33 The primary judge rejected this contention, stating that neither event constituted taking the appellant into immigration detention, or amounted to keeping or causing him to be kept in immigration detention.
34 Relatedly, the primary judge noted that the email, on which the appellant relied, was inconsistent with his contention because it expressly referred to making arrangements to take the appellant into immigration detention following his release from criminal custody. The primary judge found that the appellant was not taken into immigration detention until 10 June 2019.
35 Quite apart from these findings, the primary judge noted that, on his own evidence, the appellant had been given the notice of cancellation by 18 November 2018. That being so, the 28-day period, in which to make representations about revocation of the cancellation decision, commenced to run from that date, assuming reg 5.02 applied.

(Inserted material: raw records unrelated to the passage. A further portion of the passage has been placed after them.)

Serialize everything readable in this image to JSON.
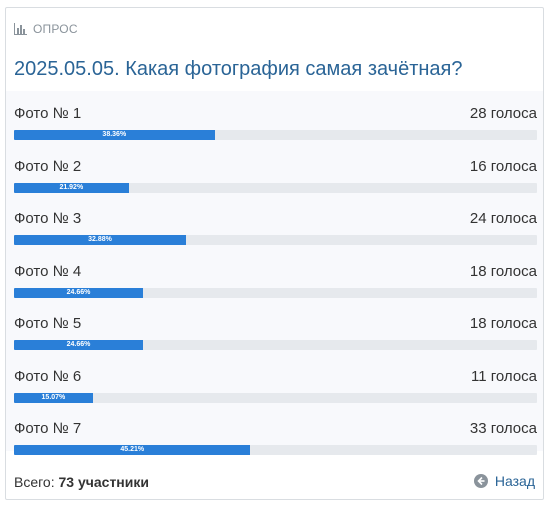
{
  "header": {
    "label": "ОПРОС",
    "icon": "bar-chart-icon"
  },
  "poll": {
    "title": "2025.05.05. Какая фотография самая зачётная?",
    "options": [
      {
        "label": "Фото № 1",
        "votes": "28 голоса",
        "percent": "38.36%",
        "fraction": 0.3836
      },
      {
        "label": "Фото № 2",
        "votes": "16 голоса",
        "percent": "21.92%",
        "fraction": 0.2192
      },
      {
        "label": "Фото № 3",
        "votes": "24 голоса",
        "percent": "32.88%",
        "fraction": 0.3288
      },
      {
        "label": "Фото № 4",
        "votes": "18 голоса",
        "percent": "24.66%",
        "fraction": 0.2466
      },
      {
        "label": "Фото № 5",
        "votes": "18 голоса",
        "percent": "24.66%",
        "fraction": 0.2466
      },
      {
        "label": "Фото № 6",
        "votes": "11 голоса",
        "percent": "15.07%",
        "fraction": 0.1507
      },
      {
        "label": "Фото № 7",
        "votes": "33 голоса",
        "percent": "45.21%",
        "fraction": 0.4521
      }
    ]
  },
  "footer": {
    "total_label": "Всего:",
    "total_value": "73 участники",
    "back_label": "Назад",
    "back_icon": "back-arrow-icon"
  },
  "colors": {
    "accent": "#2a7fd8",
    "title": "#2a6496",
    "track": "#e6e9ed"
  }
}
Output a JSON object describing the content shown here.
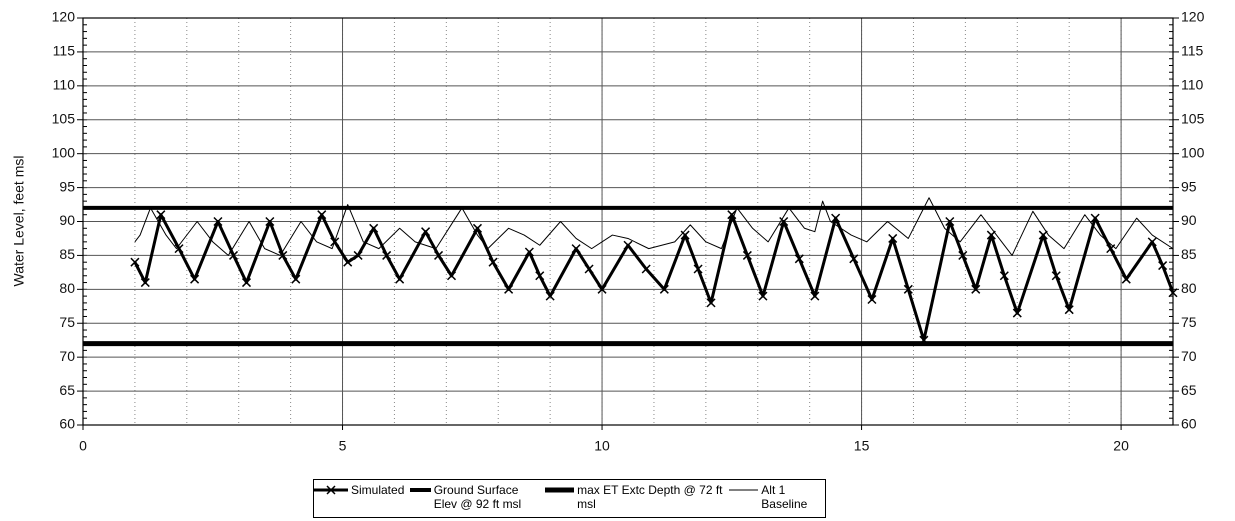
{
  "chart_data": {
    "type": "line",
    "y_label": "Water Level, feet msl",
    "xlim": [
      0,
      21
    ],
    "xticks": [
      0,
      5,
      10,
      15,
      20
    ],
    "ylim": [
      60,
      120
    ],
    "yticks": [
      60,
      65,
      70,
      75,
      80,
      85,
      90,
      95,
      100,
      105,
      110,
      115,
      120
    ],
    "y2lim": [
      60,
      120
    ],
    "y2ticks": [
      60,
      65,
      70,
      75,
      80,
      85,
      90,
      95,
      100,
      105,
      110,
      115,
      120
    ],
    "x_minor_step": 1,
    "y_minor_step": 1,
    "grid": true,
    "legend": "bottom",
    "series": [
      {
        "name": "Simulated",
        "color": "#000000",
        "width": 3,
        "marker": "x",
        "x": [
          1.0,
          1.2,
          1.5,
          1.85,
          2.15,
          2.6,
          2.9,
          3.15,
          3.6,
          3.85,
          4.1,
          4.6,
          4.85,
          5.1,
          5.3,
          5.6,
          5.85,
          6.1,
          6.6,
          6.85,
          7.1,
          7.6,
          7.9,
          8.2,
          8.6,
          8.8,
          9.0,
          9.5,
          9.75,
          10.0,
          10.5,
          10.85,
          11.2,
          11.6,
          11.85,
          12.1,
          12.5,
          12.8,
          13.1,
          13.5,
          13.8,
          14.1,
          14.5,
          14.85,
          15.2,
          15.6,
          15.9,
          16.2,
          16.7,
          16.95,
          17.2,
          17.5,
          17.75,
          18.0,
          18.5,
          18.75,
          19.0,
          19.5,
          19.8,
          20.1,
          20.6,
          20.8,
          21.0
        ],
        "values": [
          84,
          81,
          91,
          86,
          81.5,
          90,
          85,
          81,
          90,
          85,
          81.5,
          91,
          87,
          84,
          85,
          89,
          85,
          81.5,
          88.5,
          85,
          82,
          89,
          84,
          80,
          85.5,
          82,
          79,
          86,
          83,
          80,
          86.5,
          83,
          80,
          88,
          83,
          78,
          91,
          85,
          79,
          90,
          84.5,
          79,
          90.5,
          84.5,
          78.5,
          87.5,
          80,
          72.5,
          90,
          85,
          80,
          88,
          82,
          76.5,
          88,
          82,
          77,
          90.5,
          86,
          81.5,
          87,
          83.5,
          79.5
        ]
      },
      {
        "name": "Ground Surface Elev @ 92 ft msl",
        "color": "#000000",
        "width": 4,
        "x": [
          0,
          21
        ],
        "values": [
          92,
          92
        ]
      },
      {
        "name": "max ET Extc Depth @ 72 ft msl",
        "color": "#000000",
        "width": 5,
        "x": [
          0,
          21
        ],
        "values": [
          72,
          72
        ]
      },
      {
        "name": "Alt 1 Baseline",
        "color": "#000000",
        "width": 1,
        "x": [
          1.0,
          1.1,
          1.3,
          1.6,
          1.8,
          2.2,
          2.5,
          2.8,
          3.2,
          3.5,
          3.8,
          4.2,
          4.5,
          4.8,
          5.1,
          5.4,
          5.7,
          6.1,
          6.4,
          6.8,
          7.3,
          7.6,
          7.8,
          8.2,
          8.5,
          8.8,
          9.2,
          9.5,
          9.8,
          10.2,
          10.5,
          10.9,
          11.4,
          11.7,
          12.0,
          12.3,
          12.6,
          12.9,
          13.2,
          13.6,
          13.9,
          14.1,
          14.25,
          14.4,
          14.8,
          15.1,
          15.5,
          15.9,
          16.3,
          16.6,
          16.9,
          17.3,
          17.6,
          17.9,
          18.3,
          18.6,
          18.9,
          19.3,
          19.6,
          19.9,
          20.3,
          20.6,
          21.0
        ],
        "values": [
          87,
          88,
          92,
          88,
          86,
          90,
          87,
          85,
          90,
          86,
          85,
          90,
          87,
          86,
          92.5,
          87,
          86,
          89,
          87,
          86,
          92,
          88,
          86,
          89,
          88,
          86.5,
          90,
          87.5,
          86,
          88,
          87.5,
          86,
          87,
          89.5,
          87,
          86,
          92,
          89,
          87,
          92,
          89,
          88.5,
          93,
          90,
          88,
          87,
          90,
          87.5,
          93.5,
          89,
          87,
          91,
          88,
          85,
          91.5,
          88,
          86,
          91,
          88,
          86,
          90.5,
          88,
          86
        ]
      }
    ]
  }
}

36 In this appeal, the appellant calls in aid reg 1.09, which provides:
For the purposes of these Regulations, a person is in criminal detention if he or she is:
(a) serving a term of imprisonment (including periodic detention) following conviction for an offence; or
(b) in prison on remand;
but not if he or she is:
(c) subject to a community service order; or
(d) on parole after serving part of a term of imprisonment; or
(e) on bail awaiting trial.
37 The appellant also calls in aid the Periodic Detention of Prisoners Act 1981 (No 18) (NSW), specifically the definition of "detention period" in s 4 thereof. The significance of this legislation seems to be that, according to the appellant, it is possible for a person to be in periodic detention, and thus in criminal detention, while also being at liberty which, somehow, renders the person amenable to being in immigration detention. The appellant contends, therefore, that a person can be in both immigration detention and criminal detention at the same time.
38 The reasoning behind this submission is difficult to follow. But it need not be pursued. First, the legislation in question was repealed in 2000. Secondly, this ground of appeal is met by the fact that we do not see error in the primary judge's finding that the appellant was not taken into immigration detention until 10 June 2019. The appellant's submissions on appeal do not engage with this finding. They also do not engage with the reasons why the primary judge found that, at the time he was given the notice of cancellation, the appellant was not in immigration detention.
39 Furthermore, as the primary judge explained, and as the Minister submits, the appellant's contention that he was in immigration detention at the time he was given the notice of cancellation does not avail him because, even if reg 5.02 applied at that time, by his own admission he was served with the cancellation notice (it was given to him) on 18 November 2018.
40 The appellant submits that there is no evidence as to who gave him the notice of cancellation. He submits that the act of "an unidentified person" giving him the notice of cancellation cannot amount to "service" within the meaning of the Regulations. This submission cannot be accepted. Regulation 5.02 requires no more than the giving of the document to the person concerned or to another person authorised by him or her to receive documents on his or her behalf. Unquestionably, the appellant was given the notice of cancellation. Therefore, even on the basis that reg 5.02 applied, the appellant's representations, when made, were outside the 28-day time period stipulated by reg 2.52(2)(b).
41 For these reasons, Ground 2 is not established.